I have no idea why anyone would poo-poo the idea of MORE service, MORE love, MORE giving, MORE blessing the lives of others. Really? If it was offered to you, free of charge, simply as a covenant-keeping human, you'd be all like, "Thanks, but no thanks, I'm good."

Maybe, I suppose. And if that's your truth, that's cool too. Different strokes, right?

I wouldn't though. If full church participation and equality was offered to me, I'd take hold so tightly, so fast.

I also can not understand the idea that "It has never happened to me, I've never felt it, so what's the big deal?" is an ok thing to think. For real? I've never felt A LOT of the human condition, but that doesn't make others' experiences invalid, or not real. SO WHAT? You are blessed, but that doesn't stop the very vivid pain that exists for many sisters.
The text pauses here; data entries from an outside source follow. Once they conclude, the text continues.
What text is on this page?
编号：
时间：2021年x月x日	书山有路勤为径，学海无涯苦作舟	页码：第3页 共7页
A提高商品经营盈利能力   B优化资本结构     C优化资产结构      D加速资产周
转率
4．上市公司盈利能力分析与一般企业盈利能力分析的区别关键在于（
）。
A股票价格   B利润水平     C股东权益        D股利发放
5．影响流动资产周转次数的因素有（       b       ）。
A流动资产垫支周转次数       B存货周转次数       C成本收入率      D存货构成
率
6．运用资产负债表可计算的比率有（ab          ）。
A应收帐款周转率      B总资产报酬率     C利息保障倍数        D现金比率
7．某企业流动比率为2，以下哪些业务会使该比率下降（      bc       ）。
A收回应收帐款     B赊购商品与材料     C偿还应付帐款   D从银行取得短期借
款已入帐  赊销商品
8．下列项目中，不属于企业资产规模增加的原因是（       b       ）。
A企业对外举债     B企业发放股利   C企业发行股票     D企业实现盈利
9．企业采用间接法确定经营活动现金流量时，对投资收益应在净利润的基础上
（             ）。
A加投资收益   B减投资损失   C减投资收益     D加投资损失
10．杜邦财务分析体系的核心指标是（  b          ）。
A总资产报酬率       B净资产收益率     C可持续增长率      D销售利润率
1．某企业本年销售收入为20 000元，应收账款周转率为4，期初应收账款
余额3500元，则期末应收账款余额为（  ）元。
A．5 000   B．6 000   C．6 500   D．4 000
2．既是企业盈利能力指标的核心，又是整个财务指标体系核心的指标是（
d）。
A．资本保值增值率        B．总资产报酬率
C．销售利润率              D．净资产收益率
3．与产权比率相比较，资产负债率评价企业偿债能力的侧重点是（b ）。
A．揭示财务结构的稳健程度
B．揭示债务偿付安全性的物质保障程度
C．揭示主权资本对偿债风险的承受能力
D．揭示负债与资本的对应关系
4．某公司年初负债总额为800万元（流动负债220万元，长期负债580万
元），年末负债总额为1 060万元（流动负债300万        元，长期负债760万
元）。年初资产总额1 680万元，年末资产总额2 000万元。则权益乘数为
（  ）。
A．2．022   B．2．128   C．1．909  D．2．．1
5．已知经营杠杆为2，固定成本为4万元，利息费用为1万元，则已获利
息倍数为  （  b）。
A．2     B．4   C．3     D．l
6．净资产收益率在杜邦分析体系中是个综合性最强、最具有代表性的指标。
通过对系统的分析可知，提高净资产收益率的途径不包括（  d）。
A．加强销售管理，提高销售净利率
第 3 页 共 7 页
So many sisters.

Maybe even your own sister.

I do know that the inequality breaks my heart, and causes me to want to weep at times because the hurt is so real and so searing and so very very deep.

So deep in fact that there was a LONG time that I really wondered and worried that perhaps... my deepest fears about myself were true, that God really actually TRULY thinks that women are less than men. Simply because of sex and gender, spiritual identity even, that God trusts me less. That I am less.
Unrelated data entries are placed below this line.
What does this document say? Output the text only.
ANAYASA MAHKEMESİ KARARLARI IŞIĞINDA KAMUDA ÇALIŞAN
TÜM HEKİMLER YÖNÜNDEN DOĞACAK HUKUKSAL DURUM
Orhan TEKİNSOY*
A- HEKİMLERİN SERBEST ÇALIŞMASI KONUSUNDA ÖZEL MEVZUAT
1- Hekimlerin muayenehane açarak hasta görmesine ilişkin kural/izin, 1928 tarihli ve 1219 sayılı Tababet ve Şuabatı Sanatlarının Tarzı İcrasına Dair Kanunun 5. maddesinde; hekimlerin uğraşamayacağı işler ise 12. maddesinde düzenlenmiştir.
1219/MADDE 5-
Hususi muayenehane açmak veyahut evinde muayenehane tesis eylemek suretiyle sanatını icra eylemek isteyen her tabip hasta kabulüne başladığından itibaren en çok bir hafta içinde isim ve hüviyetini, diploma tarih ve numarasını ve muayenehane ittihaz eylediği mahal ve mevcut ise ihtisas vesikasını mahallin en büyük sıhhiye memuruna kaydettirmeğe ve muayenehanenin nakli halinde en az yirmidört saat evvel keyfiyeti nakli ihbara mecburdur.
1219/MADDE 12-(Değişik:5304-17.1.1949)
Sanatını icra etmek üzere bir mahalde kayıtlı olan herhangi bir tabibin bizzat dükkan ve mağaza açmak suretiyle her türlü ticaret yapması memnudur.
That pitch black darkest fear might be true?

The thought makes reason stare, and yet, there is actual evidence that it might be true.

Does the one whom we call "Kind", "Gracious" and "Father" really ACTUALLY like me less than my brothers?
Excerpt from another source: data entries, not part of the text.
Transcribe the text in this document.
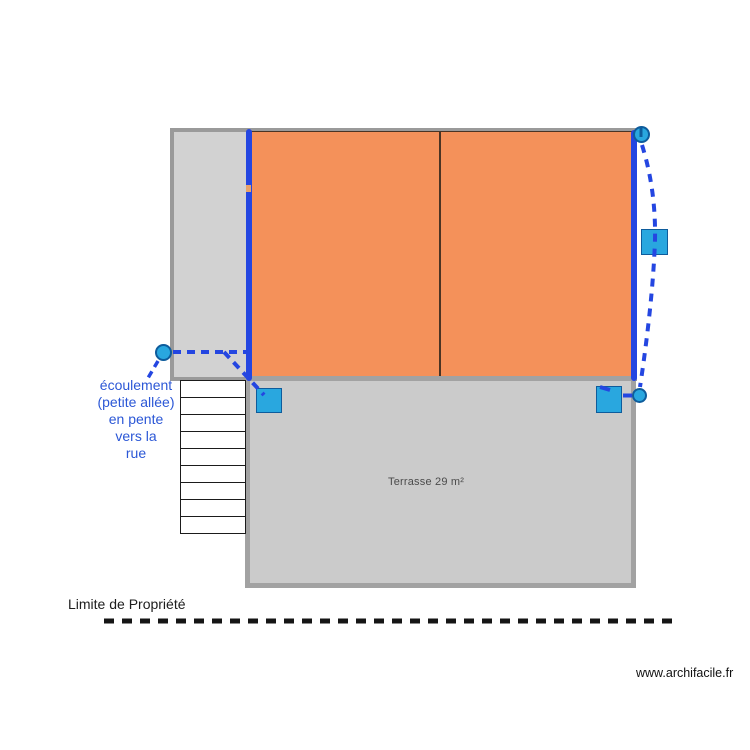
Terrasse 29 m²
écoulement
(petite allée)
en pente
vers la
rue
Limite de Propriété
www.archifacile.fr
How could my Father create me to be less?


The practices in the church that cause these questions are ones we can not discuss here, but if you've ever felt that pang, that discomfort in those most quiet and sacred moments, like I have, then you can get an idea of what I mean.

It was so much that I wrestled.



So much discontent filled my soul that I thought, "If this is IT, if this is really how it's going to be, then I want no part of it. I'll just be happy not achieving eternal progression, because I don't want any part of a God who thinks I'm second-class."

So many questions.

More questions than ever.

BUT! There is hope. There is knowledge.  I didn't give up on God, though I was sorely tempted.

I have come to know that the Lord God, who is all powerful, who creates all, would never ever create me in HIS image if I was less than.

So, I cling to my Lord and Savior. When I can not deal with things that make me ache and beg for further light and knowledge, I lean hard on Him. I know He lives. I know He died so I can live too.

I do not know the answers. I will not pretend to.

Nor will I leave. For my Jesus is the living water, and I know this is HIS church. HIS gospel brought to fruition.

The ache? It remains. I would surmise that it will remain all the days of my life. I can't see that changing. (Believe me, I tried to pray it away.) The only thing I can think is that God intends me to walk this path--this path that is so full of goodness, of love and of redemption. As I stumble on the things that make me question, I simply dust myself off and keep on.

I am a Mormon feminist. I love the Lord with all my heart. I am not going anywhere. There is room for all in the true Gospel, the Gospel who is the living, breathing Savior of the world, Jesus.